Most people know what a stroke is, and when reaching our later years, it becomes an increasingly threatening risk that looms over us as a consequence of a poor diet and unhealthy habits.
Strokes generally occur in one of two ways, a hemorrhage in the brain, or the occlusion of a blood vessel in the brain. Both have similar outcomes, which is the cellular death of brain tissue due to a lack of blood perfusion to the affected area. The most common of the two types is the ischemic stroke, which is usually caused by vessel thickening and narrowing due to blood lipids, as seen in atherosclerosis. It can also result from a free-floating blood clot called an embolus, which can also be caused by atherosclerosis.
However, a new research study shows that eating nuts helps reduce the number of clot-causing lipids in the bloodstream by as much as one-third, a truly significant number indeed. Researchers go on to say nuts lead to more supple arteries and stronger hearts.
Professor Penny Kris-Etherton of Pennsylvania State University said: “Typically, whenever we eat something, it causes the arteries to get a little bit stiffer during the post-meal period. But we have shown if you eat peanuts with your meal, this can help prevent the stiffening response.”
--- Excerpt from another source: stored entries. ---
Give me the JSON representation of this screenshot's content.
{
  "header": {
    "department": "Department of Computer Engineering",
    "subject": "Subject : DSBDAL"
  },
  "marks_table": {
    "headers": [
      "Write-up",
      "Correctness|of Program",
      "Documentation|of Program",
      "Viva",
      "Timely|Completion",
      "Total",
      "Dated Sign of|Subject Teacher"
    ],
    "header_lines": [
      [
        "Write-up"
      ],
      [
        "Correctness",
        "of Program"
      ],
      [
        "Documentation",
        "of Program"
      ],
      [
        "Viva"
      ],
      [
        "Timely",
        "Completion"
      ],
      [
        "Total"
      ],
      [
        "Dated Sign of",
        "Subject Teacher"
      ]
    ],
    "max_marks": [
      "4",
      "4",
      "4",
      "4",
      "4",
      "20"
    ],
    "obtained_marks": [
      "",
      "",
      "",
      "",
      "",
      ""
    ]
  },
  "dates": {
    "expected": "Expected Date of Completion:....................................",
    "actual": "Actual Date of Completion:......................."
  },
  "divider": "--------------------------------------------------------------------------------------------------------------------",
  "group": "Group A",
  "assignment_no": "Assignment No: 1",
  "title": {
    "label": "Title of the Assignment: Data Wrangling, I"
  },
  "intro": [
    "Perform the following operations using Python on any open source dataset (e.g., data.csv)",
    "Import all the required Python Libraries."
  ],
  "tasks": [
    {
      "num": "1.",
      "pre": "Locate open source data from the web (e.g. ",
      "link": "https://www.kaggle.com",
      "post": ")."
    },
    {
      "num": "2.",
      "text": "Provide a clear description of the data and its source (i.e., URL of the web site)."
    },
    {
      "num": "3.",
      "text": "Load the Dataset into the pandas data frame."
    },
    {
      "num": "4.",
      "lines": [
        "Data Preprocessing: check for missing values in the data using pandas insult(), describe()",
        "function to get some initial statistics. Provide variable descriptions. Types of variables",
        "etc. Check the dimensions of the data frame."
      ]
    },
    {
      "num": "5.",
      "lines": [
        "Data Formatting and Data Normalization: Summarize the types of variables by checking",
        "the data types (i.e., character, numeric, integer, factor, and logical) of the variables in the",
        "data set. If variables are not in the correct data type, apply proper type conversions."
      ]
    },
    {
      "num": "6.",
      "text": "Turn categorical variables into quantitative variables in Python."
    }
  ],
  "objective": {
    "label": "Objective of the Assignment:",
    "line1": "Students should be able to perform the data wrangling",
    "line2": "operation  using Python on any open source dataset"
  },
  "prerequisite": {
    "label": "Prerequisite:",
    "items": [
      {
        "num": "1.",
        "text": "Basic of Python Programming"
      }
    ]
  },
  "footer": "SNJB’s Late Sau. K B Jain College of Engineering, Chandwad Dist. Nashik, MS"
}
Previous studies observing how our body responds after eating a meal show that we see a spike in blood lipids or fats—such as cholesterol and triglycerides—which the body uses to create energy and maintain cell function. But if poorly controlled, this can increase the risk of cardiovascular disease, which kills about 155,000 people in the UK every year.
In this particular study that looked at the benefits of eating nuts—specifically peanuts—15 overweight and obese but otherwise healthy men ate about three ounces (85g) of unsalted peanuts in the form of a shake. This accounts to roughly 84 nuts and almost 500 calories from strictly the peanuts alone. A control group was fed a shake of similar nutritional value but without nuts. The researchers then took blood samples from the subjects to measure lipid, lipoprotein, and insulin levels, and used an ultrasound machine to measure the subjects’ blood flow.
Interestingly, Professor Kris-Etherton and colleagues said the peanuts blunted the increase of lipids in the bloodstream—making the arteries more elastic and less likely to trigger a heart attack or stroke. They found there was a 32 percent reduction in the triglyceride levels among those who had the peanut meal compared to the others.
“When the stiffening response happens in the cells that line the arteries, resulting in decreased elasticity in the arteries, it can limit the availability of nitric oxide, and when there’s less nitric oxide, the arteries don’t dilate that much,” she said. “What you want is a dilation of the arteries and for them to be really elastic.”
Over time, stiffening of the arteries can limit blood flow throughout the body and cause the heart to work harder. It occurs when fat, cholesterol, and other substances build up in the walls of the arteries and form hard structures called plaque. They can block arteries and cause problems throughout the body, including cardiovascular disease.
Professor Kris-Etherton said: “After a meal, triglycerides increase and this typically decreases the dilation of the arteries, but the peanuts prevent that big increase in triglycerides after the meal.”
It’s believed nuts contain various compounds such as monosaturated and polyunsaturated fatty acids, various vitamins, fiber, antioxidants, and other compounds that may contribute to lower death rates. While Profession Kris-Etherton is excited about these initial results, she remarks that future studies should have more participants and also include women.